São Paulo - O príncipe Harry passa por treinamento em uma base militar britânica no Canadá para um possível deslocamento ao Afeganistão, noticiou ontem o jornal Sunday Mirror.
O subtenente de 22 anos, terceiro na linha de sucessão ao trono britânico, partiu na quarta-feira (30) de Londres para o acampamento de Suffield, 160 km a sudeste de Calgary (Província de Alberta), onde, segundo o jornal, praticará tiro e várias manobras militares.
''Todo o treinamento de tiro para os blindados se faz em Suffield com vistas a um deslocamento na Província de Helmand, no sul do Afeganistão'', explicou o jornal, citando um militar.

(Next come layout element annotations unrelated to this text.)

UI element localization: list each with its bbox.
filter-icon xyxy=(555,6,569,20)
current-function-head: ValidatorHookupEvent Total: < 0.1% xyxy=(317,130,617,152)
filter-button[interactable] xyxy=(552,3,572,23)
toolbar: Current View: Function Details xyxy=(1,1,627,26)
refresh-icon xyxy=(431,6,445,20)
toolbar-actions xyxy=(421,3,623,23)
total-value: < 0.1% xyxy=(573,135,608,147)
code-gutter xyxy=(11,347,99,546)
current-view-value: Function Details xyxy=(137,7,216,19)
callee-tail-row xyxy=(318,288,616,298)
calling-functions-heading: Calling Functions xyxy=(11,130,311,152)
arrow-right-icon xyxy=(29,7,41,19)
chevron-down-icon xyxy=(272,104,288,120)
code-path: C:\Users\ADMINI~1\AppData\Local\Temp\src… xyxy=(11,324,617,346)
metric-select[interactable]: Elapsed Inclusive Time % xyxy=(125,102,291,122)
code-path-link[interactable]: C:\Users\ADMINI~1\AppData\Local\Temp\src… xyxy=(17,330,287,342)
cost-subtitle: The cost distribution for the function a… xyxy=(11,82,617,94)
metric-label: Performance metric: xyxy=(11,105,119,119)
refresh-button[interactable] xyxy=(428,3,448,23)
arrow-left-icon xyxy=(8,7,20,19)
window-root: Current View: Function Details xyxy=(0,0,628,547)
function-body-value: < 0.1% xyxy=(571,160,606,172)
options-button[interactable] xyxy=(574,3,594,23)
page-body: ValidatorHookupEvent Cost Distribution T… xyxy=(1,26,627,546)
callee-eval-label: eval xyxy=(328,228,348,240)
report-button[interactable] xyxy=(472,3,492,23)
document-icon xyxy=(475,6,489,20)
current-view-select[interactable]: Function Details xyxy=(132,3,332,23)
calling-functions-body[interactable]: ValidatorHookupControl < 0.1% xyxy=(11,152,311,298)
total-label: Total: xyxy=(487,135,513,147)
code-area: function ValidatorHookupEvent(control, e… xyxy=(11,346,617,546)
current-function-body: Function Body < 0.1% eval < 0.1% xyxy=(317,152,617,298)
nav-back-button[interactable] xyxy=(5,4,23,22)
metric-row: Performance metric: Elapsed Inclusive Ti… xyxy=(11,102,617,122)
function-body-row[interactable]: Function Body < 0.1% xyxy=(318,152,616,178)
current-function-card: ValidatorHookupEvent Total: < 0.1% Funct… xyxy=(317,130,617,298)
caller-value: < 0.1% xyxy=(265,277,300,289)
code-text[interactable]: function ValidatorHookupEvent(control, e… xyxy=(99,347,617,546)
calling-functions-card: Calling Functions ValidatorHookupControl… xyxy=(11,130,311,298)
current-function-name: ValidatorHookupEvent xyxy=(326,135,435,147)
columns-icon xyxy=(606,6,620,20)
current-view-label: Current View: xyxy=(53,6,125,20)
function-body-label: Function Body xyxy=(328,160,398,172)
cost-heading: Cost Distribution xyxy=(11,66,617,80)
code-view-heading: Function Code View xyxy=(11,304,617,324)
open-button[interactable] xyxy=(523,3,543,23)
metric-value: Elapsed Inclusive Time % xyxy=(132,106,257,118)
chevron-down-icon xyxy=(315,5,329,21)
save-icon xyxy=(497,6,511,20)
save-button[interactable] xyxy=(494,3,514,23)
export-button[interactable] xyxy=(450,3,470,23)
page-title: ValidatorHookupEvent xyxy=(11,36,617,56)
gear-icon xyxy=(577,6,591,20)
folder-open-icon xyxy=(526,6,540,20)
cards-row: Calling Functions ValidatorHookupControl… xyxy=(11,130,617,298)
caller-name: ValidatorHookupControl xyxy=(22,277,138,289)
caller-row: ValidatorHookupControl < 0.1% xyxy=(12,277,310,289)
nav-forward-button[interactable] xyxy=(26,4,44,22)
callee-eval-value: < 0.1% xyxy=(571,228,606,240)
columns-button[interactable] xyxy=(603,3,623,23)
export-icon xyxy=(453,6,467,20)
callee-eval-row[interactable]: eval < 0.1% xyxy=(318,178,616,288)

Harry deveria ser enviado ao Iraque em maio, mas seu envio foi suspenso pelo alto risco que a missão representava.
Os 11 soldados que treinaram com o príncipe viajaram no final de maio da base da Royal Air Force (RAF) em Lyneham, no Condado de Wiltshirse, para o Iraque.
Segundo a imprensa britânica, no Afeganistão seria mais difícil para os ''inimigos'' - neste caso os rebeldes da milícia Taleban - localizarem Harry. O Exército britânico e o Ministério da Defesa se negaram a comentar a informação.
Ameaças A decisão de não enviar o príncipe ao Iraque foi anunciada em maio pelo chefe de Estado-Maior do Exército britânico, o general Richard Dannatt.
''Houve ameaças específicas, relacionadas diretamente com Harry'', afirmou ele. ''Essas ameaças o expuseram a um grau de risco que consideramos inaceitável''.
Harry seria o primeiro membro da família real britânica a servir em zona de combate desde que seu tio, o príncipe Andrew, pilotou um helicóptero na Guerra das Malvinas, em 1982.
Em abril, o jornal The Times informou que um ataque rebelde que matou dois soldados do Reino Unido no Iraque teria sido um ''ensaio'' para uma ação planejada contra o Harry.
De acordo com o jornal, a ação teve como alvo um veículo militar do mesmo tipo que o que deveria ser utilizado pelo príncipe - um veículo de reconhecimento Scimitar -, e ocorreu na mesma região para onde ele deveria ser enviado.